I guess that what’s obvious to one person isn’t obvious to another. The first thing I did when I got the can was open it in the magic shop, and then on my way down the foggy hilltop. I had problems with the statue of a cat, I didn’t realize just what that hole in its forehead was meant for.
Yeah, but why should you even have to touch it? Or push it all the way to “biscuits and tea” for your first run and “Dirty Harry” for your second?
I played BF1942 (mostly desert combat) for many many hours. So I was excited about the release of BF2.
Except… the thing you describe is such mind-bogglingly stupid design that I could no longer play the game. Every time I heard that stuff, I immediately thought how stupid and annoying it was, and it became nails on chalkboard for me. It just got worse and worse until I couldn’t play.
I went to BF2 boards asking for some sort of solutions, a console command, delete the sound file, anything. Nothing.

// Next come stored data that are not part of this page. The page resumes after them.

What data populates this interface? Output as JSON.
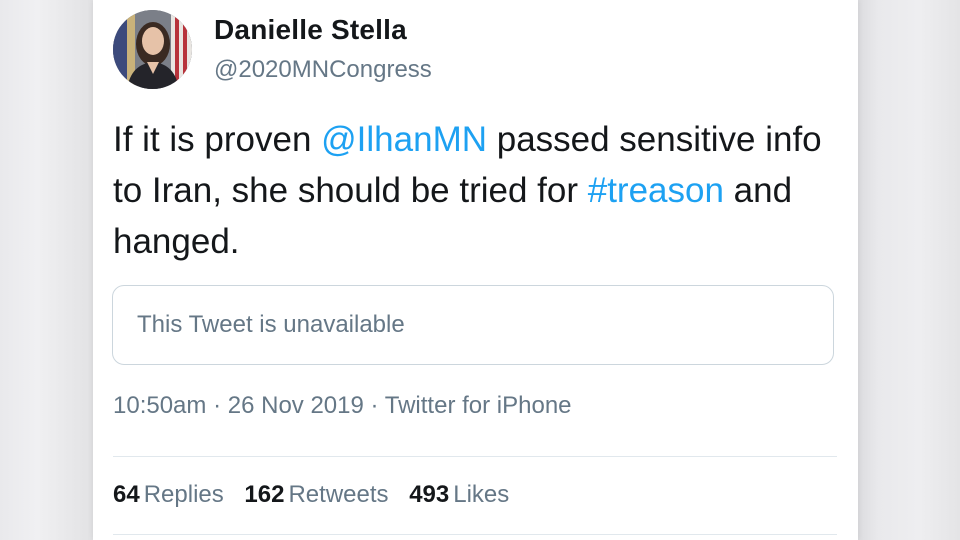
{
  "tweet": {
    "author": {
      "display_name": "Danielle Stella",
      "handle": "@2020MNCongress"
    },
    "text": {
      "part1": "If it is proven ",
      "mention": "@IlhanMN",
      "part2": " passed sensitive info to Iran, she should be tried for ",
      "hashtag": "#treason",
      "part3": " and hanged."
    },
    "quoted": {
      "message": "This Tweet is unavailable"
    },
    "meta": {
      "time": "10:50am",
      "separator": "·",
      "date": "26 Nov 2019",
      "source": "Twitter for iPhone"
    },
    "stats": {
      "replies_count": "64",
      "replies_label": "Replies",
      "retweets_count": "162",
      "retweets_label": "Retweets",
      "likes_count": "493",
      "likes_label": "Likes"
    }
  },
  "colors": {
    "link": "#1da1f2",
    "text": "#14171a",
    "secondary": "#657786",
    "border": "#ccd6dd"
  }
}
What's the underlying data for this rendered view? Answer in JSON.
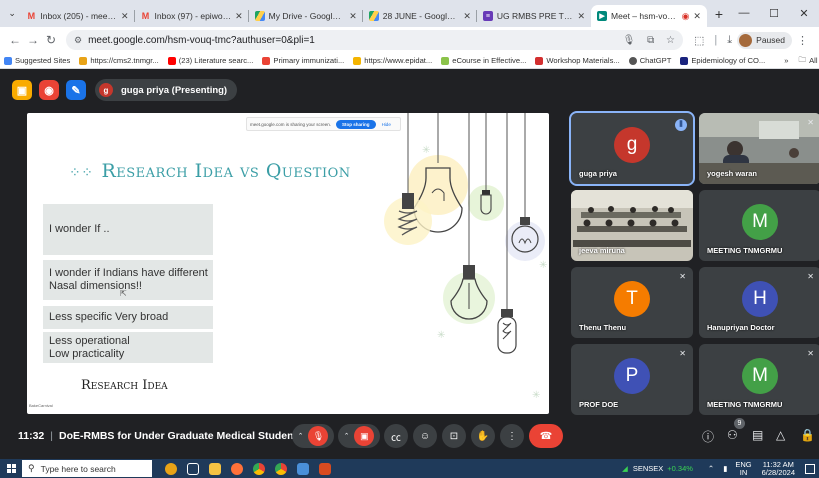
{
  "browser": {
    "tabs": [
      {
        "label": "Inbox (205) - meeting@tn",
        "favicon": "gmail-icon",
        "color": "#ea4335"
      },
      {
        "label": "Inbox (97) - epiworkshop@",
        "favicon": "gmail-icon",
        "color": "#ea4335"
      },
      {
        "label": "My Drive - Google Drive",
        "favicon": "drive-icon",
        "color": "#1fa463"
      },
      {
        "label": "28 JUNE - Google Drive",
        "favicon": "drive-icon",
        "color": "#1fa463"
      },
      {
        "label": "UG RMBS PRE TEST 28/06/",
        "favicon": "forms-icon",
        "color": "#673ab7"
      },
      {
        "label": "Meet – hsm-vouq-tmc",
        "favicon": "meet-icon",
        "color": "#00897b",
        "active": true
      }
    ],
    "url": "meet.google.com/hsm-vouq-tmc?authuser=0&pli=1",
    "profile_label": "Paused",
    "bookmarks": [
      {
        "label": "Suggested Sites",
        "color": "#4285f4"
      },
      {
        "label": "https://cms2.tnmgr...",
        "color": "#e8a317"
      },
      {
        "label": "(23) Literature searc...",
        "color": "#ff0000"
      },
      {
        "label": "Primary immunizati...",
        "color": "#ea4335"
      },
      {
        "label": "https://www.epidat...",
        "color": "#f4b400"
      },
      {
        "label": "eCourse in Effective...",
        "color": "#8bc34a"
      },
      {
        "label": "Workshop Materials...",
        "color": "#d32f2f"
      },
      {
        "label": "ChatGPT",
        "color": "#555555"
      },
      {
        "label": "Epidemiology of CO...",
        "color": "#1a237e"
      }
    ],
    "bookmarks_overflow": "»",
    "all_bookmarks": "All Bookmarks"
  },
  "meet": {
    "presenter_initial": "g",
    "presenter_label": "guga priya (Presenting)",
    "share_bar": {
      "text": "meet.google.com is sharing your screen.",
      "stop_label": "Stop sharing",
      "hide_label": "Hide"
    },
    "slide": {
      "title": "Research Idea vs Question",
      "boxes": [
        {
          "lines": [
            "I wonder If .."
          ]
        },
        {
          "lines": [
            "I wonder if Indians have different",
            "Nasal dimensions!!"
          ]
        },
        {
          "lines": [
            "Less specific Very broad"
          ]
        },
        {
          "lines": [
            "Less operational",
            "Low practicality"
          ]
        }
      ],
      "footer": "Research Idea",
      "signature": "BakeCarnival"
    },
    "participants": [
      {
        "name": "guga priya",
        "initial": "g",
        "color": "#c5372c",
        "speaking": true
      },
      {
        "name": "yogesh waran",
        "photo": true
      },
      {
        "name": "jeeva miruna",
        "photo": true
      },
      {
        "name": "MEETING TNMGRMU",
        "initial": "M",
        "color": "#43a047"
      },
      {
        "name": "Thenu Thenu",
        "initial": "T",
        "color": "#f57c00",
        "muted": true
      },
      {
        "name": "Hanupriyan Doctor",
        "initial": "H",
        "color": "#3f51b5",
        "muted": true
      },
      {
        "name": "PROF DOE",
        "initial": "P",
        "color": "#3f51b5",
        "muted": true
      },
      {
        "name": "MEETING TNMGRMU",
        "initial": "M",
        "color": "#43a047",
        "muted": true
      }
    ],
    "time": "11:32",
    "meeting_title": "DoE-RMBS for Under Graduate Medical Students",
    "people_count": "9"
  },
  "taskbar": {
    "search_placeholder": "Type here to search",
    "ticker": "SENSEX",
    "ticker_change": "+0.34%",
    "lang_top": "ENG",
    "lang_bottom": "IN",
    "time": "11:32 AM",
    "date": "6/28/2024"
  }
}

Funny thing is - there’s a voice volume level option in the game, and all it controls is the volume of the tutorial voice you hear maybe once or twice. So the thing that barely matters at all has its own volume slider, but a CRITICAL GAME BREAKING ANNOYANCE THAT YOU ARE CONSTANTLY BOMBARDED WITH does not.
Dice makes a game that’s 95% fun but the other 5% is so HORRIBLY STUPID WHAT THE FUCK WERE YOU THINKING?!?!? bad design that you can’t even have fun with the good 95%.